The Stanford Student and the Limited Imagination

A few months ago, a few friends and I watched the first launch of SpaceX’s Falcon Heavy. Half of us were transfixed. The other half thought we were wasting our time. The difference between the two camps usually comes down to whether space exploration itself is a waste of time. The first looks to space and sees nothing, but the second looks up and sees endless possibility.

We won’t see a Martian colony anytime in the next few years, but the techies among us understood that we could in the next twenty. They understood the value of exploration for exploration’s sake, that technologies designed for life beyond Earth could just as easily revolutionize life on Earth. They had a deeper understanding of possibility itself.

The denial of technological possibility is just one form of self-limitation. The personal and political manifestations of this problem are far more dangerous. My colleague Gülin Ustabas wrote about Stanford students’ tendency to dismiss theory for practice in her piece “In Defense of Utopia.” She’s right, but we first need to face an even more fundamental problem: Stanford students in the humanities and social sciences have arbitrarily narrow definitions of the “practical.” We are all too eager to settle for small-minded incrementalism over big ideas—even when those ideas could conceivably be put into practice.

Incrementalist thought is insidious because it seems reasonable. Gradual change may be the norm, but the historical record is riddled with rupture. Revolution never seems likely. Radical change is radical precisely because it shatters the norms that constrain thought and action. Three examples:

(1) For centuries, Ireland was a colony. The actions of a few rebels in 1916 paved the way for an independence that had seemed impossible for generations.

(2) The decolonization of Tanzania left behind a postcolonial state with colonial institutions. In its place, Julius Nyerere constructed a strong Tanzanian identity around an indigenous national language. Rather than accept a British model of governance, the Tanzanian state shaped itself into something radically different and altogether its own over the course of a decade.

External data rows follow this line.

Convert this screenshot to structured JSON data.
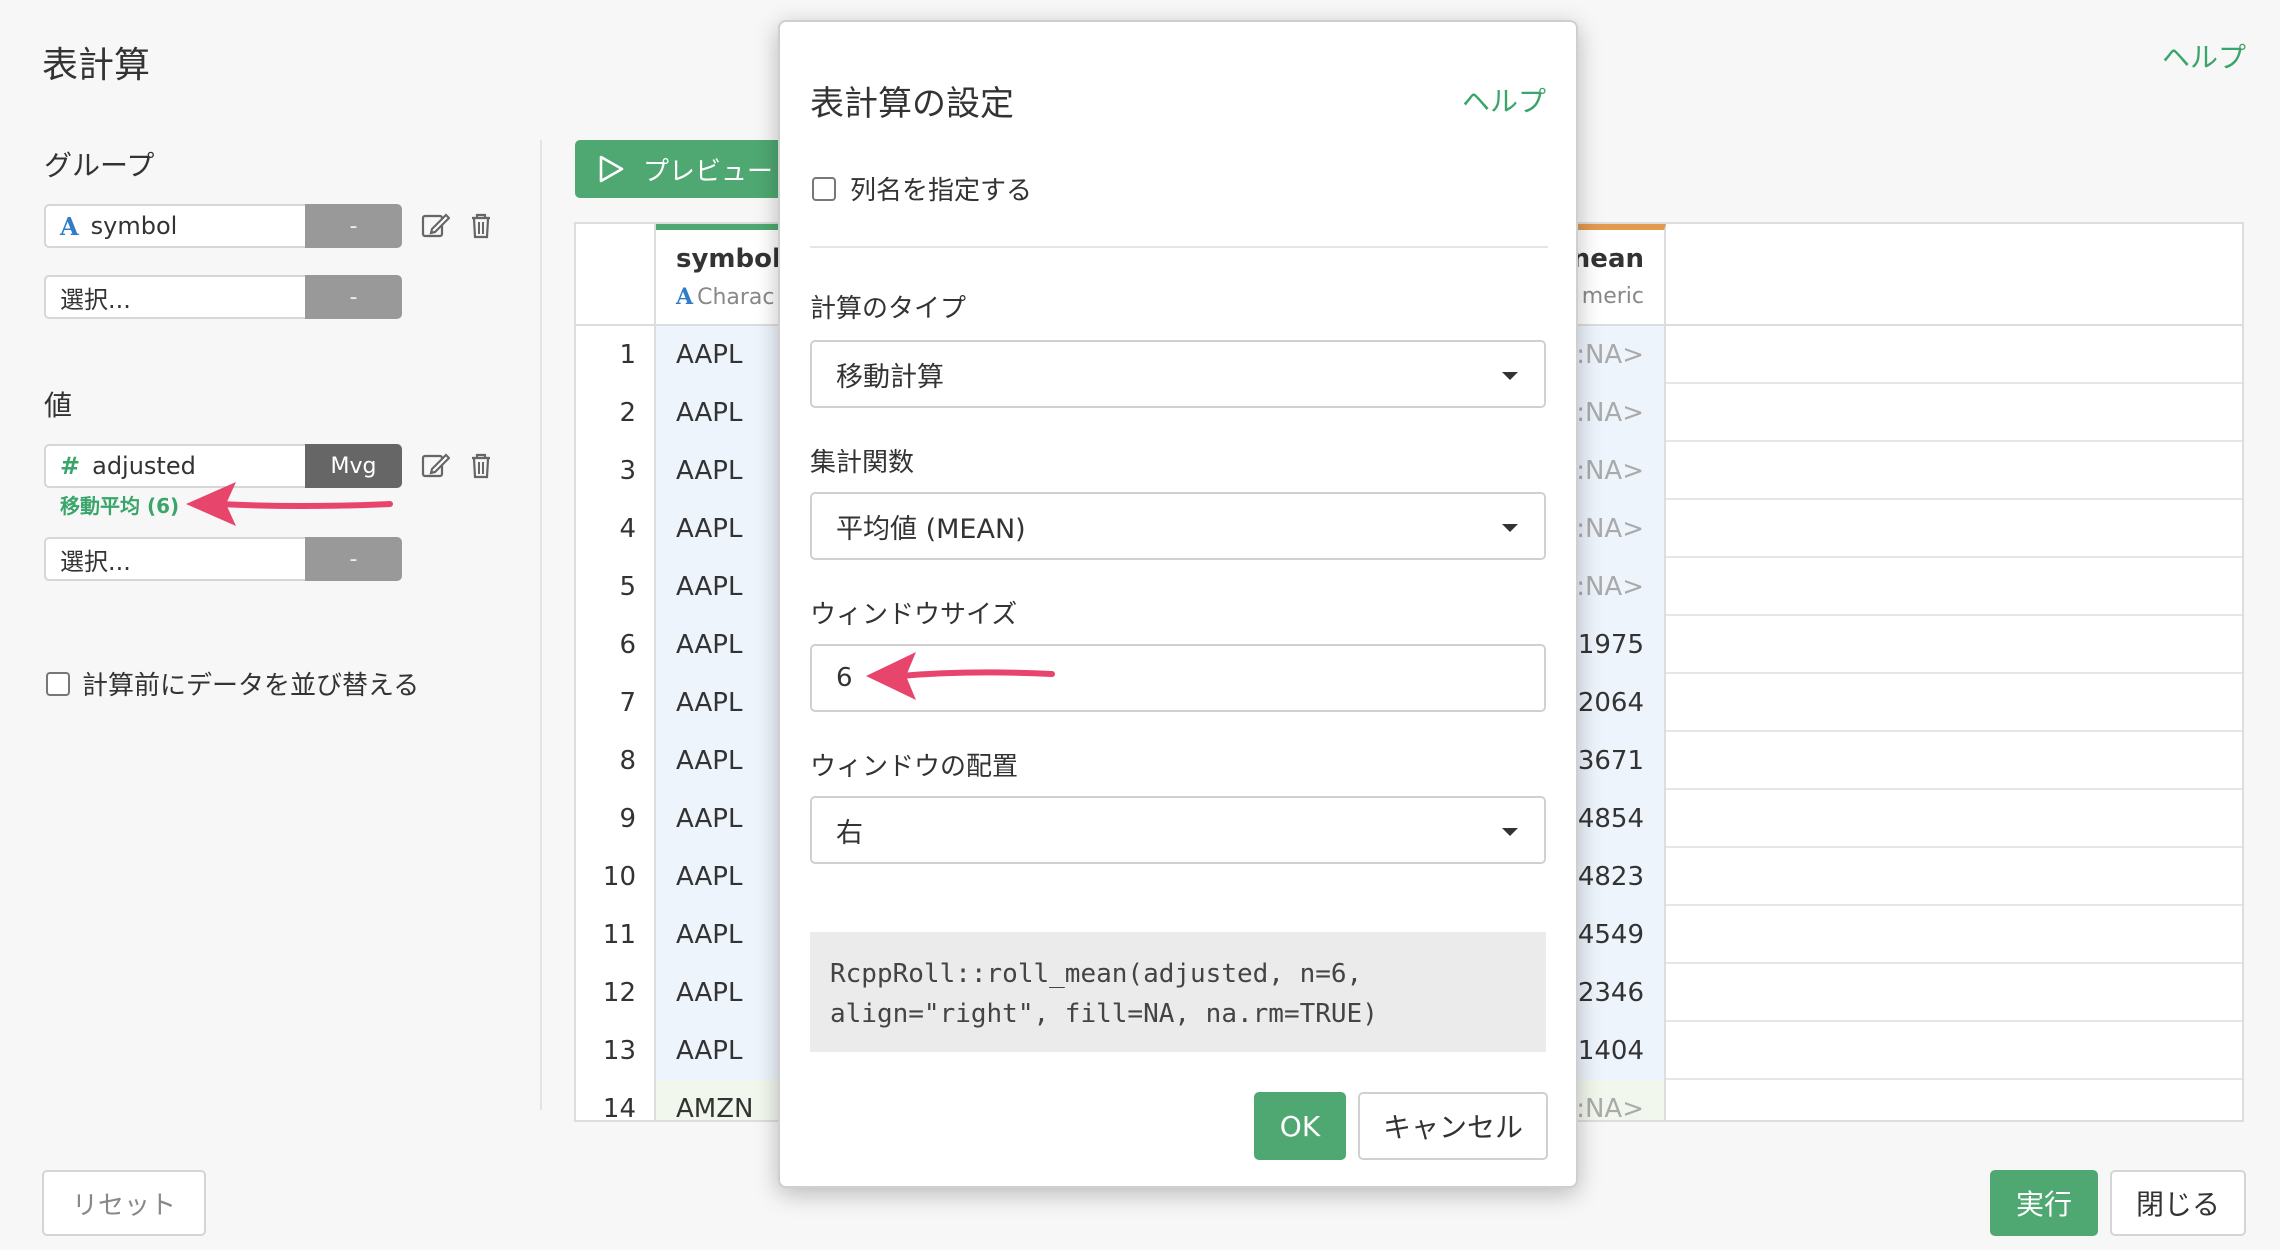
{
  "page": {
    "title": "表計算",
    "help": "ヘルプ"
  },
  "left": {
    "group_label": "グループ",
    "group_field": {
      "type_icon": "A",
      "name": "symbol",
      "btn": "-"
    },
    "group_select": {
      "placeholder": "選択...",
      "btn": "-"
    },
    "value_label": "値",
    "value_field": {
      "type_icon": "#",
      "name": "adjusted",
      "btn": "Mvg"
    },
    "value_note": "移動平均 (6)",
    "value_select": {
      "placeholder": "選択...",
      "btn": "-"
    },
    "sort_label": "計算前にデータを並び替える",
    "reset": "リセット"
  },
  "footer": {
    "run": "実行",
    "close": "閉じる"
  },
  "preview": {
    "label": "プレビュー"
  },
  "table": {
    "sym_col": {
      "name": "symbol",
      "type_icon": "A",
      "type": "Charac"
    },
    "mean_col": {
      "name": "nean",
      "type": "meric"
    },
    "rows": [
      {
        "n": "1",
        "sym": "AAPL",
        "mean": ":NA>"
      },
      {
        "n": "2",
        "sym": "AAPL",
        "mean": ":NA>"
      },
      {
        "n": "3",
        "sym": "AAPL",
        "mean": ":NA>"
      },
      {
        "n": "4",
        "sym": "AAPL",
        "mean": ":NA>"
      },
      {
        "n": "5",
        "sym": "AAPL",
        "mean": ":NA>"
      },
      {
        "n": "6",
        "sym": "AAPL",
        "mean": "1975"
      },
      {
        "n": "7",
        "sym": "AAPL",
        "mean": "2064"
      },
      {
        "n": "8",
        "sym": "AAPL",
        "mean": "3671"
      },
      {
        "n": "9",
        "sym": "AAPL",
        "mean": "4854"
      },
      {
        "n": "10",
        "sym": "AAPL",
        "mean": "4823"
      },
      {
        "n": "11",
        "sym": "AAPL",
        "mean": "4549"
      },
      {
        "n": "12",
        "sym": "AAPL",
        "mean": "2346"
      },
      {
        "n": "13",
        "sym": "AAPL",
        "mean": "1404"
      },
      {
        "n": "14",
        "sym": "AMZN",
        "mean": ":NA>"
      }
    ]
  },
  "modal": {
    "title": "表計算の設定",
    "help": "ヘルプ",
    "colname_label": "列名を指定する",
    "calc_type_label": "計算のタイプ",
    "calc_type_value": "移動計算",
    "agg_label": "集計関数",
    "agg_value": "平均値 (MEAN)",
    "window_label": "ウィンドウサイズ",
    "window_value": "6",
    "align_label": "ウィンドウの配置",
    "align_value": "右",
    "code": "RcppRoll::roll_mean(adjusted, n=6,\nalign=\"right\", fill=NA, na.rm=TRUE)",
    "ok": "OK",
    "cancel": "キャンセル"
  },
  "colors": {
    "accent_green": "#4fa871",
    "annotation_arrow": "#e8456d",
    "type_char_blue": "#2f7cc7",
    "numeric_orange": "#e39a4f"
  }
}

(3) Closer to home, in a few short years, the New Deal dramatically transformed Americans’ relationship with their government. The Civilian Conservation Corps put hundreds of thousands to work. The Works Progress Administration did the same for millions more. The Social Security Act of 1935 held a whole nation accountable for its treatment of the elderly and unemployed.

I could go on. My examples reflect my own historical interests and biases. They aren’t the best, but that’s the point: radical change is not the exception. We are all the products of histories of revolution, of long periods of political stagnation broken by decisive, radical action. It’s the denial of the possibility of the rapid change that shaped our world in the past that leaves me so worried for the future.

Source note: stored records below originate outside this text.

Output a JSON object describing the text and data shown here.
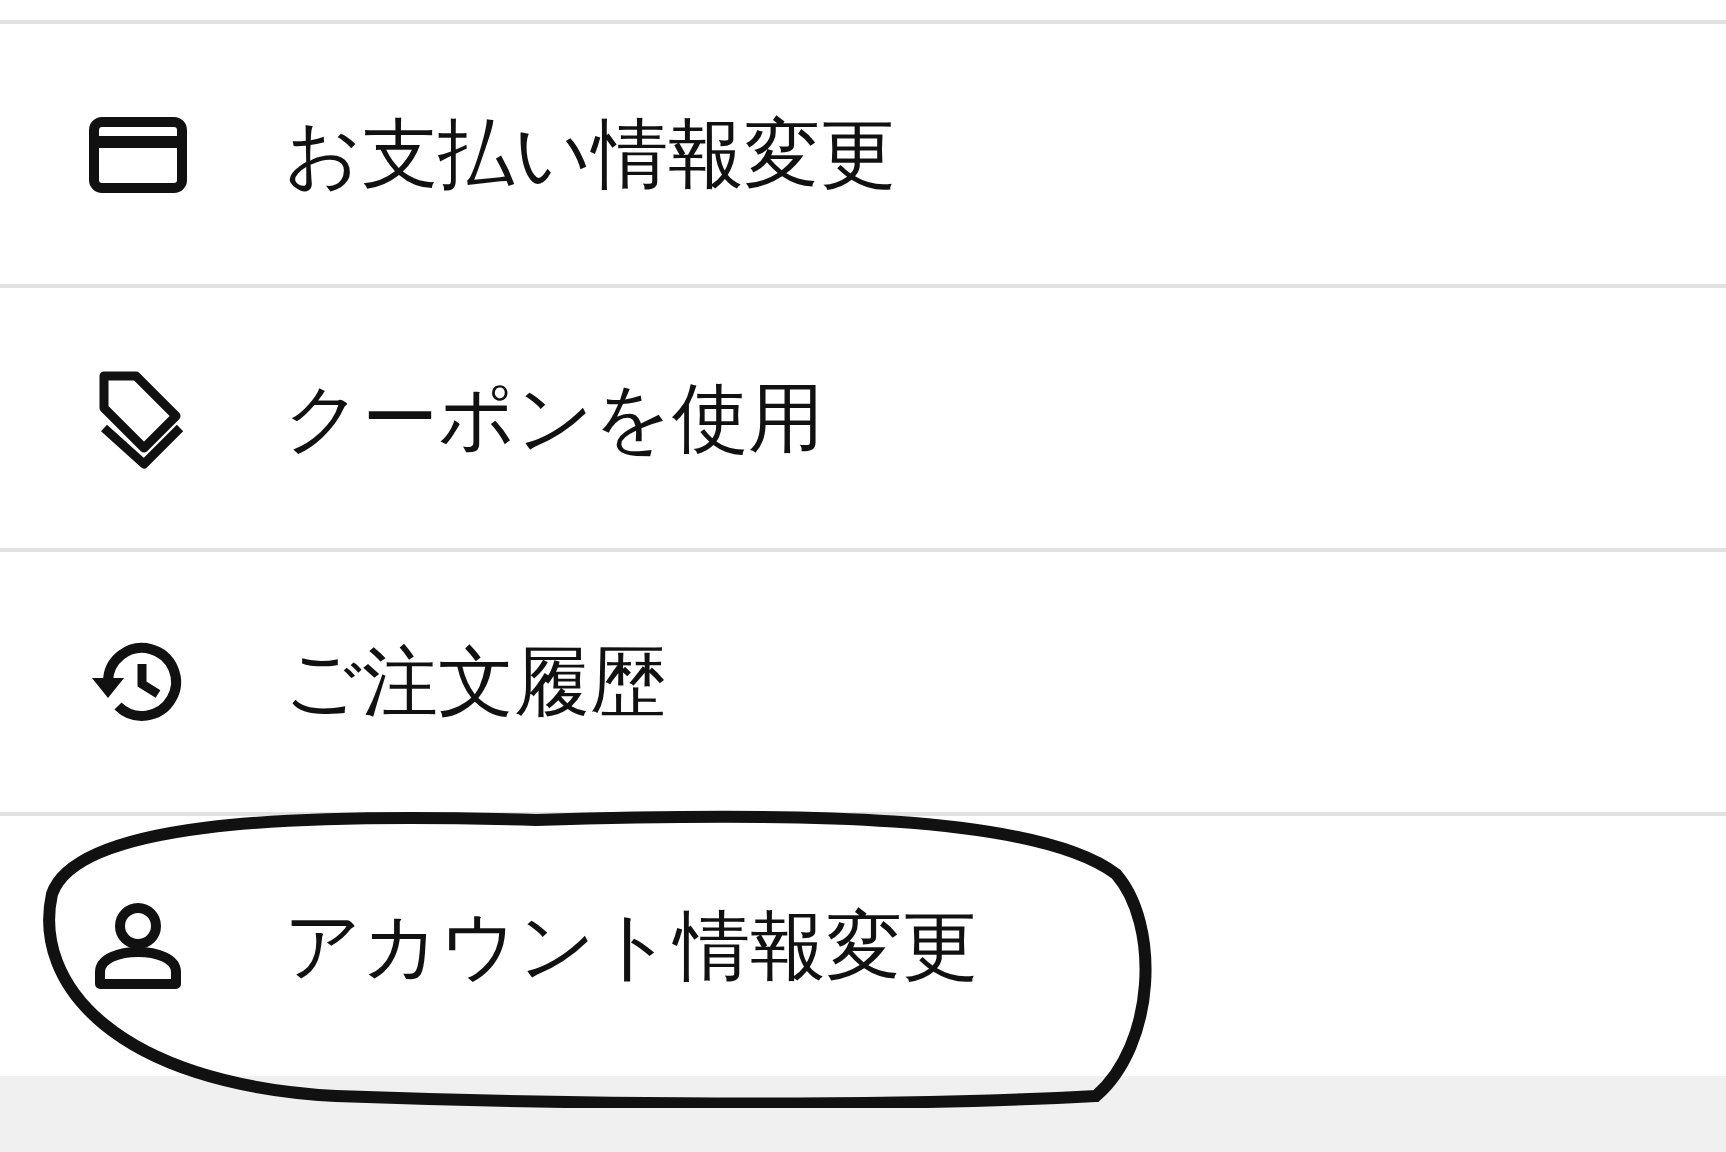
{
  "menu": [
    {
      "label": "お支払い情報変更",
      "kind": "card",
      "circled": false
    },
    {
      "label": "クーポンを使用",
      "kind": "tag",
      "circled": false
    },
    {
      "label": "ご注文履歴",
      "kind": "history",
      "circled": false
    },
    {
      "label": "アカウント情報変更",
      "kind": "person",
      "circled": true
    }
  ]
}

All three examples were also the products of decades of activism and organizing centered on coherent, radical visions. The heroes of the Easter Rising were the products of a philosophy of Irish republicanism developed over generations. The Irish Republican Brotherhood had existed for decades before the Irish Volunteers took action. In Tanzania, Nyerere benefited from years of anticolonial activism directed not just at the elimination of British rule, but also at its replacement with a uniquely Tanzanian alternative. New Dealers were similarly indebted to the bold progressive and populist thinkers who came before them. Radical change may be associated with charismatic leadership, but charismatic leaders don’t work in a vacuum.

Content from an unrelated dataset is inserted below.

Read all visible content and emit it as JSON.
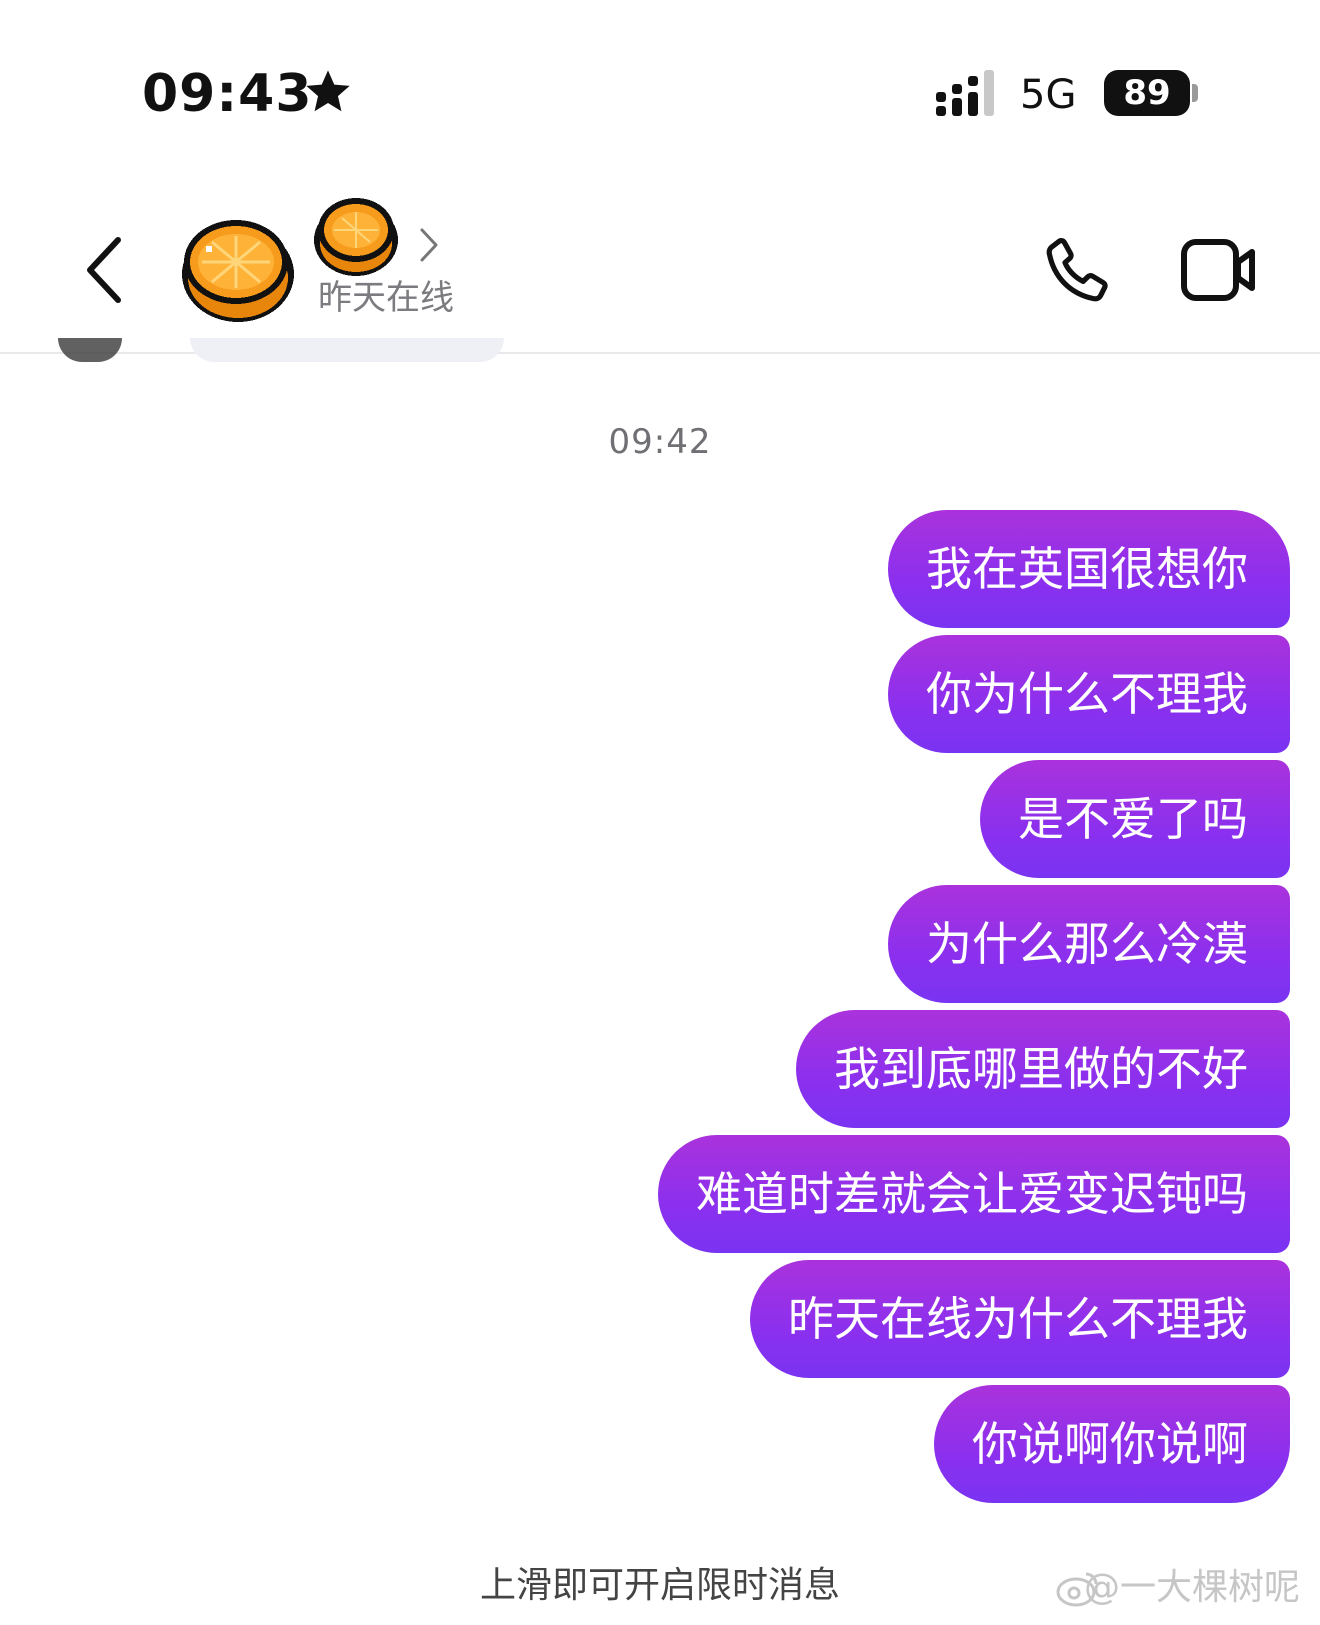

On the left, we tend to think in terms of the next “reasonable” policy proposal. The demotion of the political to questions of policy has gone hand-in-hand with a conservatism that afflicts Stanford students on the left and the right. But why shouldn’t they be conservative? Personally, we’re rewarded for playing by the rules. Build your resume. Get that Facebook internship. A few more years with your nose to the grindstone might even get you to Bain or Capitol Hill. Too many of us are still what David Brooks called the “organization kid.” Hard work and small-mindedness pay dividends. Even our activists limit themselves; there’s a tendency to focus on single-issue organizing. Fossil Free Stanford, Stanford Sanctuary Now, Students for Justice in Palestine—all worthy causes, each focused on solving a single problem. Where is our TANU? Our People’s Party? Our Indian National Congress? Radical change is possible, but radical change needs a sweeping, radical vision.

We have access to the best resources higher education has to offer, but I would bet that most of us leave Stanford a few dreams short of where we started—even if those dreams were well within reach. While self-limitation isn’t universal, far too many of us have surrendered ourselves to a discourse that privileges the details of, say, progressive tax policy over big ideas. But if we look to the past as a guide to the future, we should know that these ideas aren’t just theoretical. They deserve your time and energy precisely because they are practical.

What is to be done?

The stakes are high. Some of us will be tasked with leading our generation in the decades to come. We deserve better than the tired debates and policy proposals of the last few decades. Radicalism doesn’t have to be impractical, and a college campus is the perfect place to push the bounds of the possible—personally and politically. That means committing to a vision, not just another platform plank. We should limit ourselves no more than absolutely necessary: history suggests there are few limits we need to accept.